Theorem (Ruelle's Inequality): Let $f$ be a $C^1$ map (not necessarily invertible) from $M \to M$ where $M$ is a compact manifold, and let $\mu$ be an invariant measure. For $\mu$-almost every $x$, the lyapunov exponents $\lambda_i(x)$ are defined, and let $\lambda_+(x)$ denote the sum of the positive lyapunov exponents for $f$ at $x$. Then, $$ h_{\mu}(f) \leq \int_M \lambda_+(x) \,d\mu(x) $$ In particular, positive metric entropy implies the existence of (a positive $\mu$-measure set of) points $x \in M$ for which $\lambda_+(x) > 0$.
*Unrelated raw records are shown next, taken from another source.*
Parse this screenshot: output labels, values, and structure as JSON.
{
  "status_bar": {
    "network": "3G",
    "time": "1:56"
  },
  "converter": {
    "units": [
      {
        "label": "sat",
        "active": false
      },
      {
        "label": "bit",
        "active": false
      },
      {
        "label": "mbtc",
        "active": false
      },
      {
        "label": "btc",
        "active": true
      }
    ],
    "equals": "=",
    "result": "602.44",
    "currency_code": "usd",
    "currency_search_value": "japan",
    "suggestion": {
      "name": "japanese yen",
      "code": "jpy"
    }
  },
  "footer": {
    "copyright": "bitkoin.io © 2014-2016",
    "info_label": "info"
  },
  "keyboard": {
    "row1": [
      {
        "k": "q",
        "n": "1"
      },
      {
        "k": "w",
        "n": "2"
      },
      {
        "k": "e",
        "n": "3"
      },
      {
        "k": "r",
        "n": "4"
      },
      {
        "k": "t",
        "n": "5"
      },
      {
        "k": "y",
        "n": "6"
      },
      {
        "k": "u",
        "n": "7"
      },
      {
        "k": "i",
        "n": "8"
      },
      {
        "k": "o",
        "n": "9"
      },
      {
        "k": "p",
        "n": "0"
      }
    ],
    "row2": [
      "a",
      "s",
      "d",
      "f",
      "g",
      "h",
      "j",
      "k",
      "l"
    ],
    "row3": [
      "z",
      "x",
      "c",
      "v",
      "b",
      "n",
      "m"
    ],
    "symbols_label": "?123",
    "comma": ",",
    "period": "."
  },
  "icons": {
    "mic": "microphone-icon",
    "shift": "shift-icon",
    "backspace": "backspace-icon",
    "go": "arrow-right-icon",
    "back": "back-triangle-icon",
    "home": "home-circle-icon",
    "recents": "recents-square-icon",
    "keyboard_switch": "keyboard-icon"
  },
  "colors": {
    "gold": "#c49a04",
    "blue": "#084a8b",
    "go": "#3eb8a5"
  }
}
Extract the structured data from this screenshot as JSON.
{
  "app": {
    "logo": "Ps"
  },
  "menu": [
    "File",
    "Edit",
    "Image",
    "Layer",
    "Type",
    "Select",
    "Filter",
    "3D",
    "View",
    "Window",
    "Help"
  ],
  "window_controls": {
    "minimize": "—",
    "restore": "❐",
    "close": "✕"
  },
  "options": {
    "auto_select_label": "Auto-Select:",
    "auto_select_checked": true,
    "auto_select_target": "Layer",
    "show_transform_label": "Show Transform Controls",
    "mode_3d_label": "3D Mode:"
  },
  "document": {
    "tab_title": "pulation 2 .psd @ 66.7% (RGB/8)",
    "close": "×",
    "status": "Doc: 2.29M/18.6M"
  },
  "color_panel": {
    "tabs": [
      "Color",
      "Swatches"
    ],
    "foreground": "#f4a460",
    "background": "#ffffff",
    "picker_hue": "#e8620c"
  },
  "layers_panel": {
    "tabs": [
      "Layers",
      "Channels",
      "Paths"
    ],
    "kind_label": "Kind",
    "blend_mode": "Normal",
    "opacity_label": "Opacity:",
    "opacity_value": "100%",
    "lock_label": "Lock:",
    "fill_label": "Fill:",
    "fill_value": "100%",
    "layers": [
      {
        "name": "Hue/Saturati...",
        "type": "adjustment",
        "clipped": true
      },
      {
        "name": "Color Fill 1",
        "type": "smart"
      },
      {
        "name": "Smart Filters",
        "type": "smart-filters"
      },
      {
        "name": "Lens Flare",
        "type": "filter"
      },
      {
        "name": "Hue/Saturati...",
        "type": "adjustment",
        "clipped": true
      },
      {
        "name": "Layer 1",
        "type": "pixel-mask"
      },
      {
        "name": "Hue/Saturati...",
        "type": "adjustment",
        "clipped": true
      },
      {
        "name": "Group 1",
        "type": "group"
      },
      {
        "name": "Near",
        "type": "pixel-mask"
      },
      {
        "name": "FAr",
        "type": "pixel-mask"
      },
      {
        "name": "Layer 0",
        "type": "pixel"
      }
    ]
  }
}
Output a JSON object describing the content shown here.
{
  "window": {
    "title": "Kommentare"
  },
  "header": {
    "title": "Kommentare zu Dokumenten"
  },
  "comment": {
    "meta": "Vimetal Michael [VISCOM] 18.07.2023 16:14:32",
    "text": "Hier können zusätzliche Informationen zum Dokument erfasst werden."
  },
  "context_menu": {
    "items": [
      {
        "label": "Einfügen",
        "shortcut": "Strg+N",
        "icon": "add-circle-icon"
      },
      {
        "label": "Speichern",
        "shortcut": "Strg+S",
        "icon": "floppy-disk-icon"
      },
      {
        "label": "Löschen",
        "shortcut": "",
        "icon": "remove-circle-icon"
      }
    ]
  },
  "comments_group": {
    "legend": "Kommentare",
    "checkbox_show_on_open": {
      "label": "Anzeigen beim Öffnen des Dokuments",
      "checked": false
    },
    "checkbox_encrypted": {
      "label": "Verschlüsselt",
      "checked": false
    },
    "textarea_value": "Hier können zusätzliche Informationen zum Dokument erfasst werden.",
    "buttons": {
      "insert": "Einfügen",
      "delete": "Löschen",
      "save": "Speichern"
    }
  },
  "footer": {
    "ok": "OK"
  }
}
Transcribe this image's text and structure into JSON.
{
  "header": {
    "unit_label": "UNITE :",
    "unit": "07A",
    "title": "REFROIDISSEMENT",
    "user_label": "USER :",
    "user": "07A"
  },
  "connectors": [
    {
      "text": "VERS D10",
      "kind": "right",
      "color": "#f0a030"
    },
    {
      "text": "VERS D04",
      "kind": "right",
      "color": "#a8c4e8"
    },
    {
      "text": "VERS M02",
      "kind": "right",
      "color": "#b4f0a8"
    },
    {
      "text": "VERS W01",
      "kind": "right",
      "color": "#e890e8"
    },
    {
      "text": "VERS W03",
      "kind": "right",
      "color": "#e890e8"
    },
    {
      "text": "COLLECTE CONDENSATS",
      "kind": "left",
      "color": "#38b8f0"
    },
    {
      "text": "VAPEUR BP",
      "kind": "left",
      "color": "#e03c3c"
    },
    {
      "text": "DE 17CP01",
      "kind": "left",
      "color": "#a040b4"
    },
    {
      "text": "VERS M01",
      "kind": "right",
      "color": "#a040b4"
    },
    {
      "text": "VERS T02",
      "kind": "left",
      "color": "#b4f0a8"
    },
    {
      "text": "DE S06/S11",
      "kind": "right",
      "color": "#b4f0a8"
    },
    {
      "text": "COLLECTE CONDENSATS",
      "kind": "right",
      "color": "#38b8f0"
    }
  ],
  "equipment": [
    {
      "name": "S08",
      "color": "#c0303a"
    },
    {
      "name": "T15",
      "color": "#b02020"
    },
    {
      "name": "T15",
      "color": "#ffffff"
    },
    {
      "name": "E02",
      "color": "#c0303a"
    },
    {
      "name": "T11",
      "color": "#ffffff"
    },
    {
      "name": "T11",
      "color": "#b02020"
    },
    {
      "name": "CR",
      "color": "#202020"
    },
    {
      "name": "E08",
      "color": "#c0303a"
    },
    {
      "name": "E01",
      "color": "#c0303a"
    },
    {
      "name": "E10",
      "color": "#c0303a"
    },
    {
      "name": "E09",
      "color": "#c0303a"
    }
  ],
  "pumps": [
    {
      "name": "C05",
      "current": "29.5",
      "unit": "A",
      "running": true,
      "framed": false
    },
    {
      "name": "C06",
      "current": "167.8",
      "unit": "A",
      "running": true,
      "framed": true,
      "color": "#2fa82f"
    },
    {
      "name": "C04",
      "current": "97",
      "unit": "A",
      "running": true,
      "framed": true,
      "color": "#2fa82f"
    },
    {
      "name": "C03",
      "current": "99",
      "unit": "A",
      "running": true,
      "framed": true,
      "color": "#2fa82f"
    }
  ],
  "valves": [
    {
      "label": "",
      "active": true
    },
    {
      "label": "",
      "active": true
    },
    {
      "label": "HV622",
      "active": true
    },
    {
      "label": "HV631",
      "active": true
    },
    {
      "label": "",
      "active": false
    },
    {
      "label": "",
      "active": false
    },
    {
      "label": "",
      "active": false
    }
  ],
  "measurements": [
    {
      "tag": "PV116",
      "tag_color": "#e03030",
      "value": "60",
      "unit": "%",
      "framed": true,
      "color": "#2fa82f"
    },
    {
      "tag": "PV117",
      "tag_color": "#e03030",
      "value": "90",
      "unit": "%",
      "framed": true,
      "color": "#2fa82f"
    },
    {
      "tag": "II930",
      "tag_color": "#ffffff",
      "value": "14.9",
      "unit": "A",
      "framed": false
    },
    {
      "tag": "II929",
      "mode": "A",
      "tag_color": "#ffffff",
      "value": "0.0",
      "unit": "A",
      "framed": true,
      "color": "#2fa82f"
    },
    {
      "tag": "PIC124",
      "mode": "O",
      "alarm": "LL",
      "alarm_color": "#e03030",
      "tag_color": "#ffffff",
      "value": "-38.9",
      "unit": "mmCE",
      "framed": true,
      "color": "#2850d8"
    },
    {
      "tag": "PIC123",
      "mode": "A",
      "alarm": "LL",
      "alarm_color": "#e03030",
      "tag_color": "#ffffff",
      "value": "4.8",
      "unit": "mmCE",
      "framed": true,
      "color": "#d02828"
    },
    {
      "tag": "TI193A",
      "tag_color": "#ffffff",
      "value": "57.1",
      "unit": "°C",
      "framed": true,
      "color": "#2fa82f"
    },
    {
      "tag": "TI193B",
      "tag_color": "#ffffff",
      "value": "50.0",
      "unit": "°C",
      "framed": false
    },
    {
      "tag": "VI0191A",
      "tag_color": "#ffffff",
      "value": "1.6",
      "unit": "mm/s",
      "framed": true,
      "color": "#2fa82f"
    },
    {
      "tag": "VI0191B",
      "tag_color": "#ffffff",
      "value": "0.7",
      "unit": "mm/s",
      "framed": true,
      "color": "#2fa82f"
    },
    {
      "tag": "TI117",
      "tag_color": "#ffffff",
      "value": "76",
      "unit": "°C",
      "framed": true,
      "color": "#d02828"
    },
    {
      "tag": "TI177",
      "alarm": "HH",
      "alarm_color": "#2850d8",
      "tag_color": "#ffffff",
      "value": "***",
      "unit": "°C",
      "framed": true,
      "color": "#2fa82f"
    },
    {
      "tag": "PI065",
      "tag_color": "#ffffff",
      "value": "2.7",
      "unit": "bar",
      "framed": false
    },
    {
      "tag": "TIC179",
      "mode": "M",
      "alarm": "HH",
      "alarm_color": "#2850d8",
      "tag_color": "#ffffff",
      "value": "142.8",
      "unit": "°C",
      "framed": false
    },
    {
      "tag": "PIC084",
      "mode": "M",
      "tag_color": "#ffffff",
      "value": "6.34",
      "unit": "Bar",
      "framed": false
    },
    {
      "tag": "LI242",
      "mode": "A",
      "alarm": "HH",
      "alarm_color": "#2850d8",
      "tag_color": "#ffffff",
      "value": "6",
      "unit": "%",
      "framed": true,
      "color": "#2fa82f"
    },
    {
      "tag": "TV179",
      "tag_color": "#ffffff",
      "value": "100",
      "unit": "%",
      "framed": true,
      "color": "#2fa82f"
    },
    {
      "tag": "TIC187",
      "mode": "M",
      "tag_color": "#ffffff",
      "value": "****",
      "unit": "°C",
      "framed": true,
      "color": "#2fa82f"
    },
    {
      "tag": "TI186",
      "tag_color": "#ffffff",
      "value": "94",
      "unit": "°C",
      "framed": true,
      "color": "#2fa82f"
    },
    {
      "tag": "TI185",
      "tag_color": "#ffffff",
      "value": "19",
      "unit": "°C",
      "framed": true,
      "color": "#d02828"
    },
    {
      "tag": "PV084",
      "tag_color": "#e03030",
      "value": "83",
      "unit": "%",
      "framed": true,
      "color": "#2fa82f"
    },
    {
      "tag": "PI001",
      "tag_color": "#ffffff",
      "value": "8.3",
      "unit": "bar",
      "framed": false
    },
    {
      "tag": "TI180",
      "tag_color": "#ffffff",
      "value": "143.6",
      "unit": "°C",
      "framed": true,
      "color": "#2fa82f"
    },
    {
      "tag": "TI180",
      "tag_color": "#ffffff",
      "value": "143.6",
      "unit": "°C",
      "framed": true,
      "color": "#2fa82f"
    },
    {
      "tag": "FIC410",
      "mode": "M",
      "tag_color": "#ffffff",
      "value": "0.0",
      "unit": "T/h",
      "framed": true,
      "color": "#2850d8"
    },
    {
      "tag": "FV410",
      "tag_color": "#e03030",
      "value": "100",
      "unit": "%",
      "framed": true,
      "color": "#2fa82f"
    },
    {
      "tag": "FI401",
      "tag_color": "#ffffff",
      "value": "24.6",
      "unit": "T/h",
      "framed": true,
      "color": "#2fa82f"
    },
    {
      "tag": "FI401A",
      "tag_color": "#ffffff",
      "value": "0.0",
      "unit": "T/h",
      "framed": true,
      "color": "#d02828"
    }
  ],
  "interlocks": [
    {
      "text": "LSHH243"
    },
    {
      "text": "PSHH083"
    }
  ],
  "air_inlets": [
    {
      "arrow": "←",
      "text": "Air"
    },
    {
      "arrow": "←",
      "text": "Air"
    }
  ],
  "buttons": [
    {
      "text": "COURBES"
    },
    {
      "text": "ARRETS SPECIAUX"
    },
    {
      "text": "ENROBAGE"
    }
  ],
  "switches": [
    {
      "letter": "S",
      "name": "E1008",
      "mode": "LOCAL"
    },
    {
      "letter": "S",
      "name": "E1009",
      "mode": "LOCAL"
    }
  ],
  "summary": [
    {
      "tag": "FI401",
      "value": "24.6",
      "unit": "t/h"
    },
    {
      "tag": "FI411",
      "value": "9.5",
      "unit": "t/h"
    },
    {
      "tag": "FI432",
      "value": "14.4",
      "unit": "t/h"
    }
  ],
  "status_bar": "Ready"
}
On the other hand, there are systems $(f, \mu)$ admitting positive Lyapunov exponents for which the metric entropy is actually zero. This happens when Ruelle's inequality is strict. As a trivial example of this, consider a map $f : \mathbb{R}^n \rightarrow \mathbb{R}^n$ with a saddle at the origin, and let $\mu$ be the delta mass at $0$.

A better example: suppose that $\mu$ is supported on a hyperbolic horseshoe and is isomorphic to the $(\frac12, \frac12)$ bernoulli shift (this is the case for any horseshoe with two 'branches'). You can check that $h_{\mu}(f) = \log 2$, but it's possible to see that $\lambda_+(x) > \log 2$ on the horseshoe (as it takes just a little more than $\times 2$ expansion to 'bend around' and form the second branch in a linear horseshoe).

There is a well-developed theory explaining the necessary and sufficient conditions under which Ruelle's inequality is an equality. Roughly speaking, the equality holds iff $\mu$ doesn't 'waste' any expansion into lost regions of phase space.

More precisely: Pesin originally proved that when $\mu$ is absolutely continuous with respect to Lebesgue measure, then Ruelle's inequality is an equality. Then in the mid 80s, Ledrappier and Strelcyn proved that if a measure is SRB, the Ruelle's inequality is an equality. For a reference on SRB measures and their (many, beautiful) properties, see this paper. Ledrappier and Young proved a few years later that, in fact, the converse is true: when Ruelle's inequality is an equality, the measure is SRB.